Apple’s top Taiwan-based iPhone producer Foxconn has teamed up with Xiaomi, a major Chinese smartphone manufacturer, in a $5 billion deal to build assembly plants in Maharashtra, India.
Xiaomi unveiled its first “Made in India” phone Monday after entering the country last year in an attempt to corner one of world’s fastest growing smartphone markets amid India’s economic surge.
The company’s partnership with Foxconn — the world’s biggest electronics manufacturer — is part of a large-scale effort to cut rising labor costs in China but could also mean the migration of issues surrounding worker safety and wages.
Indian Prime Minister Narendra Modi launched a campaign to encourage international companies to invest in the country’s economy. “This is the best news yet for Modi’s ‘Make in India’ initiative aimed at getting manufacturing up as a share of India’s economic output,” Singh said. “India’s economy is about 18 percent manufacturing. It should grow to 25 percent or more. In theory, with that amount of cash going into 5 factories, this would mean tens of thousands of decent paying jobs for India.”
“Foxconn’s costs in Taiwan and mainland China are going up and it needs to diversify to keep costs down. Manufacturing in India may be a good way to do that,” said Vikram Singh, vice president for international policy and national security for the Center of American Progress, which helps fund ThinkProgress.
Indians are expected to buy $400 billion in electronics by 2020, with smartphone, TV, and computer purchases exceeding the country’s imported oil consumption, the Wall Street Journal reported.
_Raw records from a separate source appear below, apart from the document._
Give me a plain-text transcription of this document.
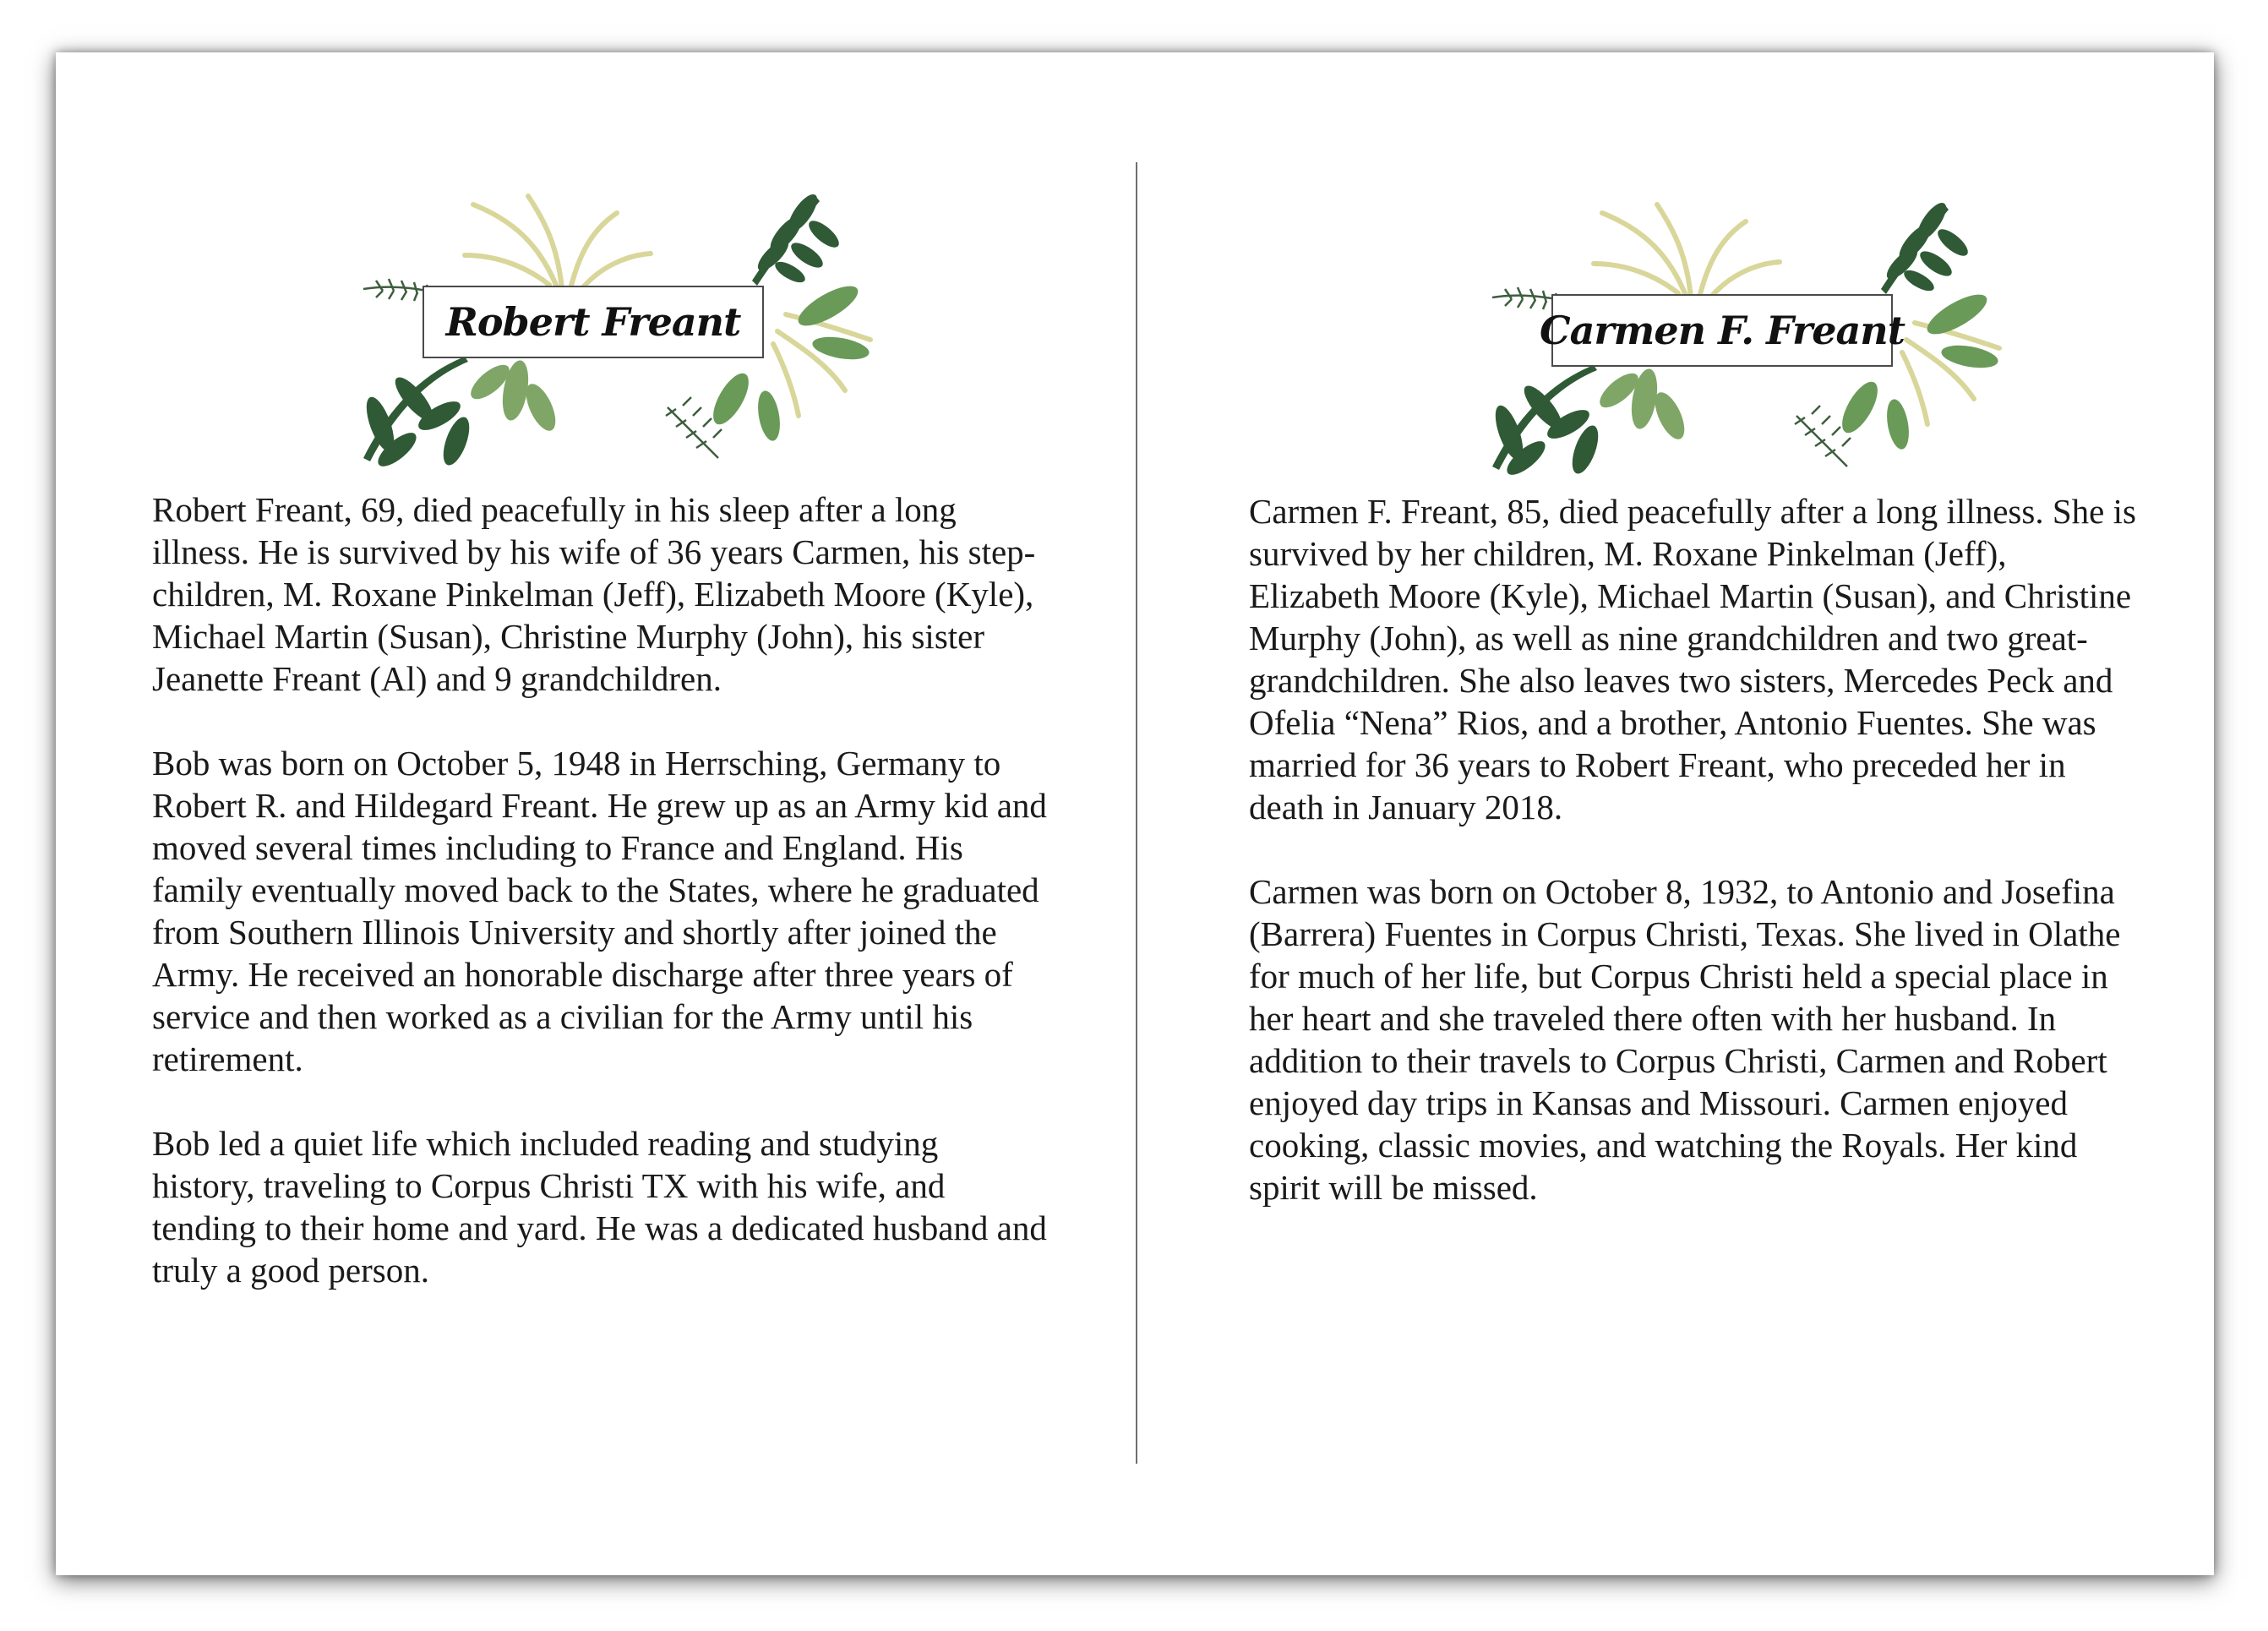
Robert Freant

Robert Freant, 69, died peacefully in his sleep after a long illness. He is survived by his wife of 36 years Carmen, his step-children, M. Roxane Pinkelman (Jeff), Elizabeth Moore (Kyle), Michael Martin (Susan), Christine Murphy (John), his sister Jeanette Freant (Al) and 9 grandchildren.

Bob was born on October 5, 1948 in Herrsching, Germany to Robert R. and Hildegard Freant. He grew up as an Army kid and moved several times including to France and England. His family eventually moved back to the States, where he graduated from Southern Illinois University and shortly after joined the Army. He received an honorable discharge after three years of service and then worked as a civilian for the Army until his retirement.

Bob led a quiet life which included reading and studying history, traveling to Corpus Christi TX with his wife, and tending to their home and yard. He was a dedicated husband and truly a good person.

Carmen F. Freant

Carmen F. Freant, 85, died peacefully after a long illness. She is survived by her children, M. Roxane Pinkelman (Jeff), Elizabeth Moore (Kyle), Michael Martin (Susan), and Christine Murphy (John), as well as nine grandchildren and two great-grandchildren. She also leaves two sisters, Mercedes Peck and Ofelia “Nena” Rios, and a brother, Antonio Fuentes. She was married for 36 years to Robert Freant, who preceded her in death in January 2018.

Carmen was born on October 8, 1932, to Antonio and Josefina (Barrera) Fuentes in Corpus Christi, Texas. She lived in Olathe for much of her life, but Corpus Christi held a special place in her heart and she traveled there often with her husband. In addition to their travels to Corpus Christi, Carmen and Robert enjoyed day trips in Kansas and Missouri. Carmen enjoyed cooking, classic movies, and watching the Royals. Her kind spirit will be missed.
Moreover, the country recently doubled its tax on mobile devices to 12.5 percent, a move that encouraged device manufacturers to explore local more cost-effective solutions.
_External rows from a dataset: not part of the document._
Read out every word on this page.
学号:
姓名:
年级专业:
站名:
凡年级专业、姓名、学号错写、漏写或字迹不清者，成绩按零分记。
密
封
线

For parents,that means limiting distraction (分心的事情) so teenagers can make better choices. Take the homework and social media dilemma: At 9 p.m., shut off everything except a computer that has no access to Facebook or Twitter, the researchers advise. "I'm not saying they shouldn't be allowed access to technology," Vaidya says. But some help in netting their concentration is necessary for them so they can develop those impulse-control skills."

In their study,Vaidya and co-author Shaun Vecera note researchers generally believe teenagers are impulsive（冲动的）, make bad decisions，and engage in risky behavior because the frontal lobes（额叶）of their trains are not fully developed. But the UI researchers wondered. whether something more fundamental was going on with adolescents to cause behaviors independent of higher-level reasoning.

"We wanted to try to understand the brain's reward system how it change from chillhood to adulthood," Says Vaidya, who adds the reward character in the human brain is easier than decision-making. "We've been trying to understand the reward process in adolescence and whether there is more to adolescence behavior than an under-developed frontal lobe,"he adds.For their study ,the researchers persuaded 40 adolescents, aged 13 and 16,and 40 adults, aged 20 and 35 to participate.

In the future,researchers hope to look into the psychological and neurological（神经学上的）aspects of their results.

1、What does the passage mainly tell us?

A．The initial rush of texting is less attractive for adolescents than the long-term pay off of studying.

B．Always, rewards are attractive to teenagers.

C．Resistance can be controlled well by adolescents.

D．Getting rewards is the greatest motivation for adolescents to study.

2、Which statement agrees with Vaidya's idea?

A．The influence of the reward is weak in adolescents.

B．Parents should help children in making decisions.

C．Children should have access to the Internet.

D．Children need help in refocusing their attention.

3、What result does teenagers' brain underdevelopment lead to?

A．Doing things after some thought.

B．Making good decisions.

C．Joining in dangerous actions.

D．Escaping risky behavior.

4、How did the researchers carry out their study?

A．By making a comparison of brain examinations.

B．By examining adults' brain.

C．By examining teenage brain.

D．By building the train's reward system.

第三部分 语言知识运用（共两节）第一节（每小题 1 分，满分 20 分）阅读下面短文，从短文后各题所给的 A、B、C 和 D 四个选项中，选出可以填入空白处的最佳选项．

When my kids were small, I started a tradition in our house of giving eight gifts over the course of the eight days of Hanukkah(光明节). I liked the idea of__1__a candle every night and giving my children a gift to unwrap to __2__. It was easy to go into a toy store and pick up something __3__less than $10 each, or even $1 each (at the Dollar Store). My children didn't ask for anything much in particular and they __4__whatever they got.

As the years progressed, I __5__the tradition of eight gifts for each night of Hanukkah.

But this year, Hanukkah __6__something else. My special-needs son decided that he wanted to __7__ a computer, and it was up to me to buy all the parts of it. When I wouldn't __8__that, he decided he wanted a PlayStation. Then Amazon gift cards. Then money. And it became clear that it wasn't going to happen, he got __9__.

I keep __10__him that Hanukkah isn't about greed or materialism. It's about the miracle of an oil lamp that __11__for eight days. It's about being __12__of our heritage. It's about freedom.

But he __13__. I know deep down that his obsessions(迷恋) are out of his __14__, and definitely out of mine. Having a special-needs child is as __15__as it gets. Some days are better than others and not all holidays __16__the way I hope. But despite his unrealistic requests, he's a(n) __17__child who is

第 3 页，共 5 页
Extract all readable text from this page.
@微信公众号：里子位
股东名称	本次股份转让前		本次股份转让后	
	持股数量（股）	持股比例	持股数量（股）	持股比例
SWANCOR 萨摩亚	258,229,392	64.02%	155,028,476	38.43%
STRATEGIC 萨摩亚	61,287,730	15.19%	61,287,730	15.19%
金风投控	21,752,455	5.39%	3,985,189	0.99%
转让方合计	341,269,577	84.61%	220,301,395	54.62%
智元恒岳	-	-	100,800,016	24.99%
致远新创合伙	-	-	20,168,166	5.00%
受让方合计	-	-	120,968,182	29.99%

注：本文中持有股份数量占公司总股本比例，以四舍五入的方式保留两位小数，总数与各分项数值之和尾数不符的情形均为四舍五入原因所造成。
Despite the massive Foxconn-Xiaomi investment and India’s growing digital appetite, up to 12 factories set to be completed by 2020 may not immediately or smoothly come to fruition. Foxconn’s chairman Terry Gou said in a press conference earlier this month the companies haven’t yet settled on locations for the plants: “India is a big, big country. Too many places, too many states, too many cities. The choice is difficult,” the Wall Street Journal reported.
Additionally, Singh pointed out, the companies may encounter viscid legal battles that could slow progress: “Building factories in India is not like building factories in China. Think long legal battles over property rights and local demands as well as infrastructure challenges.”
Once established, however, the Foxconn and Xiaomi and their American-based tech company clients will have to be diligent to make sure the manufacturers’ labor problems don’t persist. Tech companies have a complex history with workers’ rights in the U.S. and abroad. A Foxconn assembly line worker died last week after jumping from a building, following a string of worker deaths.
Samsung also pledged $86 million to workers who develop illnesses as a result of their employment. Foxconn, and Apple by association, has also been linked to poor working conditions where employees were exhausted, hungry, overworked, and often underage during peak iPhone production. Apple previously vowed to improve working conditions in its contractors’ factories, including eliminating conflict minerals from it’s supply chain, but hasn’t confirmed whether its devices would be manufactured in India.
“Labor problems could certainly be a major issue that Foxconn customers — Apple, Samsung, etc. — need to be vigilant about,” Singh said. “But I expect that state leaders in Maharastra will not want controversy or scandals and will expect Foxconn to meet International Labour Organization standards. I think it’s something that Indian authorities should pay close attention to.”